Ihre Nase war fast an meiner und ich fühlte ihren Atem auf meinen Lippen. Sie grinste und sah immer wieder von meinen Augen auf meinen Mund. Ihre Hände glitten wieder in meinen Nacken.
Ich wusste, dass sie hier spielte. Das tat sie gern. Sie wusste, wie sie ihren Charme einsetzen musste. Das hatte ich hunderte Male miterlebt, aber nie hatte sie diese Karte gegen mich ausgespielt. Wenn ich nicht selbst egotechnisch gerade angeschlagen wäre, wäre ich längst auf Sicherheitsabstand gegangen, hätte ihr einen Vogel gezeigt und morgen wäre alles wie immer gewesen.

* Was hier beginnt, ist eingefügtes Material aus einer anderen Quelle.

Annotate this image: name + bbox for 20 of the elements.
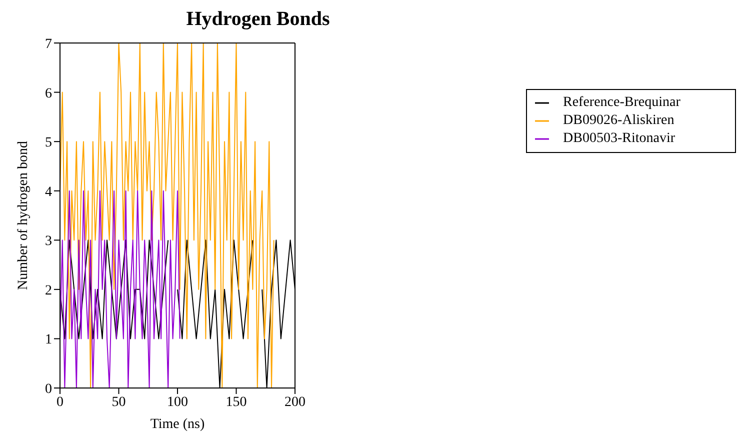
y-tick-label: 5: [45, 136, 52, 151]
x-tick-label: 50: [112, 394, 126, 410]
y-axis-title: Number of hydrogen bond: [16, 141, 31, 290]
y-tick-label: 0: [45, 382, 52, 397]
x-tick-label: 0: [56, 394, 64, 410]
x-tick-label: 100: [167, 394, 188, 410]
y-tick-label: 7: [45, 36, 52, 52]
x-tick-label: 150: [226, 394, 247, 410]
y-tick-label: 6: [45, 86, 52, 102]
y-tick-label: 3: [45, 234, 52, 250]
legend-label: Reference-Brequinar: [563, 94, 680, 112]
legend-label: DB00503-Ritonavir: [563, 130, 675, 148]
legend-label: DB09026-Aliskiren: [563, 112, 674, 130]
y-tick-label: 4: [45, 184, 52, 200]
line-series: [60, 190, 180, 388]
chart-title: Hydrogen Bonds: [185, 8, 331, 32]
x-axis-title: Time (ns): [150, 417, 205, 432]
y-tick-label: 2: [45, 283, 52, 298]
x-tick-label: 200: [284, 394, 306, 410]
y-tick-label: 1: [45, 332, 52, 348]
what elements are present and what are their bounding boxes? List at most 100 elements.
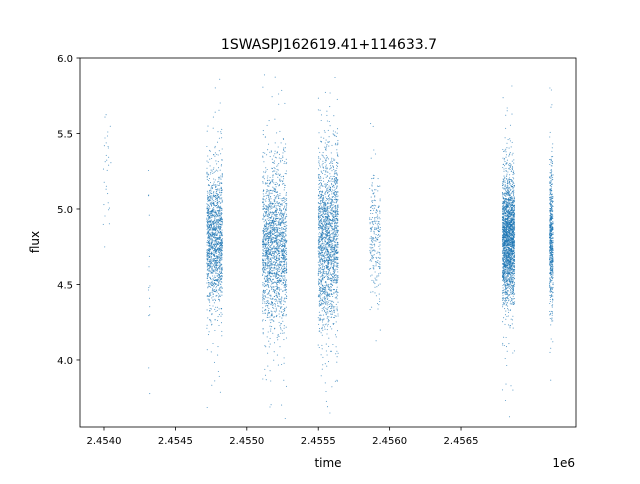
data-point bbox=[337, 279, 339, 281]
data-point bbox=[332, 235, 334, 237]
data-point bbox=[214, 185, 217, 187]
data-point bbox=[321, 172, 324, 175]
data-point bbox=[318, 182, 321, 185]
data-point bbox=[215, 306, 217, 308]
data-point bbox=[324, 324, 326, 326]
data-point bbox=[212, 264, 214, 266]
data-point bbox=[268, 198, 271, 200]
data-point bbox=[275, 316, 277, 318]
data-point bbox=[318, 304, 320, 306]
data-point bbox=[329, 162, 331, 165]
data-point bbox=[276, 202, 278, 204]
data-point bbox=[319, 296, 321, 298]
data-point bbox=[262, 285, 264, 287]
data-point bbox=[215, 239, 217, 241]
data-point bbox=[208, 255, 210, 258]
data-point bbox=[326, 168, 328, 170]
data-point bbox=[262, 328, 264, 330]
data-point bbox=[326, 325, 329, 327]
data-point bbox=[266, 293, 268, 295]
data-point bbox=[267, 313, 269, 315]
data-point bbox=[283, 183, 285, 185]
data-point bbox=[325, 300, 327, 302]
data-point bbox=[321, 321, 324, 323]
data-point bbox=[318, 132, 320, 134]
data-point bbox=[335, 346, 337, 348]
data-point bbox=[321, 194, 323, 196]
data-point bbox=[281, 248, 283, 250]
data-point bbox=[327, 232, 329, 234]
data-point bbox=[208, 230, 210, 232]
data-point bbox=[275, 269, 277, 271]
data-point bbox=[272, 213, 274, 215]
data-point bbox=[268, 266, 270, 268]
data-point bbox=[215, 184, 217, 186]
data-point bbox=[328, 303, 330, 306]
data-point bbox=[216, 280, 218, 282]
data-point bbox=[216, 213, 218, 215]
data-point bbox=[207, 213, 209, 215]
data-point bbox=[217, 269, 219, 271]
data-point bbox=[278, 264, 280, 266]
data-point bbox=[278, 245, 281, 247]
data-point bbox=[262, 273, 264, 275]
data-point bbox=[267, 204, 269, 206]
data-point bbox=[331, 199, 334, 201]
data-point bbox=[262, 319, 264, 321]
data-point bbox=[335, 142, 337, 144]
data-point bbox=[331, 294, 333, 296]
data-point bbox=[321, 344, 323, 346]
data-point bbox=[273, 268, 275, 270]
data-point bbox=[210, 224, 213, 226]
data-point bbox=[284, 211, 286, 213]
data-point bbox=[321, 327, 323, 329]
data-point bbox=[268, 281, 270, 284]
data-point bbox=[218, 223, 221, 225]
data-point bbox=[272, 278, 274, 281]
data-point bbox=[275, 215, 277, 217]
data-point bbox=[281, 297, 283, 299]
data-point bbox=[206, 145, 208, 148]
data-point bbox=[330, 187, 332, 189]
data-point bbox=[322, 163, 324, 165]
data-point bbox=[284, 417, 286, 420]
data-point bbox=[327, 323, 329, 325]
data-point bbox=[280, 211, 282, 213]
data-point bbox=[282, 176, 284, 178]
data-point bbox=[326, 144, 328, 146]
data-point bbox=[319, 175, 322, 178]
data-point bbox=[333, 201, 335, 203]
data-point bbox=[326, 114, 328, 116]
data-point bbox=[266, 247, 268, 249]
data-point bbox=[273, 221, 275, 223]
data-point bbox=[219, 270, 221, 272]
data-point bbox=[218, 217, 220, 219]
data-point bbox=[209, 319, 211, 321]
data-point bbox=[322, 160, 324, 162]
data-point bbox=[285, 207, 287, 210]
data-point bbox=[284, 286, 287, 289]
data-point bbox=[328, 195, 330, 197]
data-point bbox=[331, 157, 333, 159]
data-point bbox=[282, 137, 284, 140]
data-point bbox=[210, 351, 212, 353]
data-point bbox=[273, 264, 275, 266]
data-point bbox=[276, 337, 278, 339]
data-point bbox=[325, 294, 327, 296]
data-point bbox=[263, 268, 265, 270]
data-point bbox=[282, 275, 285, 277]
data-point bbox=[283, 255, 285, 257]
data-point bbox=[263, 228, 265, 230]
data-point bbox=[210, 259, 212, 261]
data-point bbox=[327, 286, 330, 288]
data-point bbox=[276, 152, 278, 154]
data-point bbox=[283, 244, 285, 246]
data-point bbox=[323, 170, 325, 172]
data-point bbox=[335, 214, 337, 216]
data-point bbox=[326, 254, 329, 256]
data-point bbox=[285, 234, 287, 236]
data-point bbox=[323, 299, 326, 301]
data-point bbox=[326, 157, 328, 159]
data-point bbox=[209, 301, 211, 303]
data-point bbox=[212, 184, 214, 186]
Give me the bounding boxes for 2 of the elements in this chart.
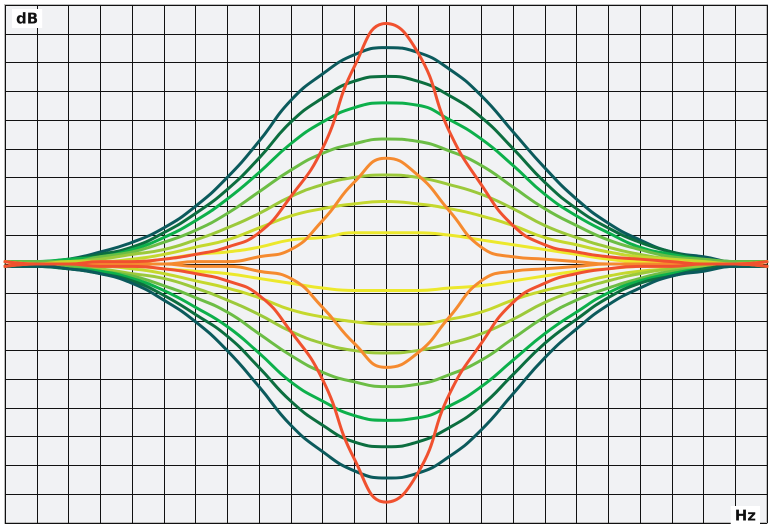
y-axis-title: dB (16, 10, 38, 28)
x-axis-title: Hz (734, 506, 756, 524)
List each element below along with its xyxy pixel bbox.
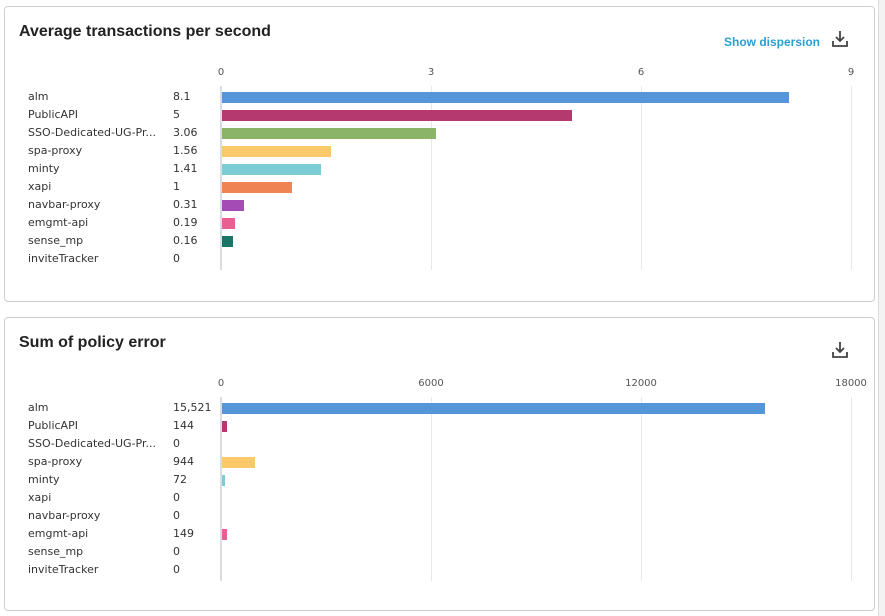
value-label: 0 [173, 563, 180, 576]
bar-spa-proxy[interactable] [222, 457, 256, 468]
value-label: 15,521 [173, 401, 212, 414]
bar-publicapi[interactable] [222, 421, 228, 432]
category-label: spa-proxy [28, 144, 83, 157]
download-icon[interactable] [830, 340, 850, 360]
bar-alm[interactable] [222, 92, 789, 103]
value-label: 8.1 [173, 90, 191, 103]
value-label: 0 [173, 509, 180, 522]
value-label: 1.41 [173, 162, 198, 175]
bar-emgmt-api[interactable] [222, 218, 236, 229]
gridline [220, 397, 222, 581]
gridline [431, 86, 432, 270]
bar-emgmt-api[interactable] [222, 529, 228, 540]
gridline [851, 86, 852, 270]
gridline [851, 397, 852, 581]
category-label: xapi [28, 180, 52, 193]
value-label: 1.56 [173, 144, 198, 157]
category-label: alm [28, 90, 49, 103]
category-label: navbar-proxy [28, 509, 101, 522]
value-label: 0 [173, 437, 180, 450]
x-tick-label: 3 [427, 67, 435, 78]
value-label: 0 [173, 491, 180, 504]
value-label: 72 [173, 473, 187, 486]
x-tick-label: 18000 [835, 378, 867, 389]
category-label: minty [28, 473, 60, 486]
bar-alm[interactable] [222, 403, 766, 414]
value-label: 0 [173, 545, 180, 558]
bar-publicapi[interactable] [222, 110, 572, 121]
value-label: 0.31 [173, 198, 198, 211]
avg-tps-chart: 0 3 6 9 alm 8.1 PublicAPI 5 SSO-Dedicated-UG-Pr.… [5, 7, 874, 301]
category-label: inviteTracker [28, 252, 99, 265]
category-label: xapi [28, 491, 52, 504]
category-label: sense_mp [28, 545, 84, 558]
panel-title: Sum of policy error [19, 334, 166, 351]
panel-title: Average transactions per second [19, 23, 271, 40]
avg-tps-panel: Average transactions per second Show dis… [4, 6, 875, 302]
x-tick-label: 0 [217, 67, 225, 78]
category-label: inviteTracker [28, 563, 99, 576]
value-label: 0.19 [173, 216, 198, 229]
policy-error-panel: Sum of policy error 0 6000 12000 18000 alm 15… [4, 317, 875, 611]
bar-navbar-proxy[interactable] [222, 200, 244, 211]
value-label: 5 [173, 108, 180, 121]
bar-sense-mp[interactable] [222, 236, 234, 247]
gridline [641, 86, 642, 270]
x-tick-label: 9 [847, 67, 855, 78]
category-label: PublicAPI [28, 419, 78, 432]
category-label: emgmt-api [28, 216, 89, 229]
bar-minty[interactable] [222, 164, 321, 175]
x-tick-label: 6000 [418, 378, 444, 389]
value-label: 944 [173, 455, 194, 468]
value-label: 144 [173, 419, 194, 432]
value-label: 3.06 [173, 126, 198, 139]
value-label: 149 [173, 527, 194, 540]
gridline [641, 397, 642, 581]
category-label: SSO-Dedicated-UG-Pr... [28, 437, 156, 450]
category-label: minty [28, 162, 60, 175]
category-label: sense_mp [28, 234, 84, 247]
gridline [431, 397, 432, 581]
value-label: 0.16 [173, 234, 198, 247]
category-label: navbar-proxy [28, 198, 101, 211]
value-label: 0 [173, 252, 180, 265]
show-dispersion-link[interactable]: Show dispersion [723, 35, 820, 49]
bar-sso-dedicated-ug-pr-[interactable] [222, 128, 437, 139]
category-label: spa-proxy [28, 455, 83, 468]
download-icon[interactable] [830, 29, 850, 49]
policy-error-chart: 0 6000 12000 18000 alm 15,521 PublicAPI 144 SSO-… [5, 318, 874, 610]
category-label: emgmt-api [28, 527, 89, 540]
bar-minty[interactable] [222, 475, 225, 486]
gridline [220, 86, 222, 270]
x-tick-label: 0 [217, 378, 225, 389]
bar-spa-proxy[interactable] [222, 146, 332, 157]
category-label: alm [28, 401, 49, 414]
value-label: 1 [173, 180, 180, 193]
category-label: PublicAPI [28, 108, 78, 121]
category-label: SSO-Dedicated-UG-Pr... [28, 126, 156, 139]
x-tick-label: 12000 [625, 378, 657, 389]
x-tick-label: 6 [637, 67, 645, 78]
bar-xapi[interactable] [222, 182, 292, 193]
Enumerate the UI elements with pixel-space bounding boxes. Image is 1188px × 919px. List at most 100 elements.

Wir hätten darüber gelacht, uns umarmt und ganz normal weiter gearbeitet. Jetzt war ich hin und her gerissen. Ich hatte seit Wochen keinen Sex gehabt. Nur einmal seit Amy weg war und es war Scheiße gewesen. Ich war nicht wirklich bei der Sache und danach hatte ich mich auch nicht besser gefühlt. Sophia zog hier gerade alle Register und auch, wenn ich es nicht verstand, tat ich mich schwer zu widerstehen.

„Say you're leavin' on a seven thirty train
and that you're headin' out to Hollywood
Girl you been givin' me that line so many times
it kinda gets like feelin' bad looks good

That kinda lovin'
Turns a man to a slave
That kinda lovin'
Sends a man right to his grave..." ** sang Steven Tyler im Hintergrund die ersten Zeilen von "Crazy".
Sophia strich mit ihrer Nase an meiner entlang und rutschte aufreizend näher an die Kante des Tisches, während ihre Finger die Haare in meinem Nacken zwirbelten.
„Wenn wir das machen gibt es kein Zurück." Brummte ich leise und schloss die Augen wieder.
„No apologies. No excuses. No regrets." Flüsterte sie und während sich mein Schwanz und mein Kopf noch darum stritten, was hier richtig oder falsch war, hatten meine Lippen sich schon selbstständig gemacht.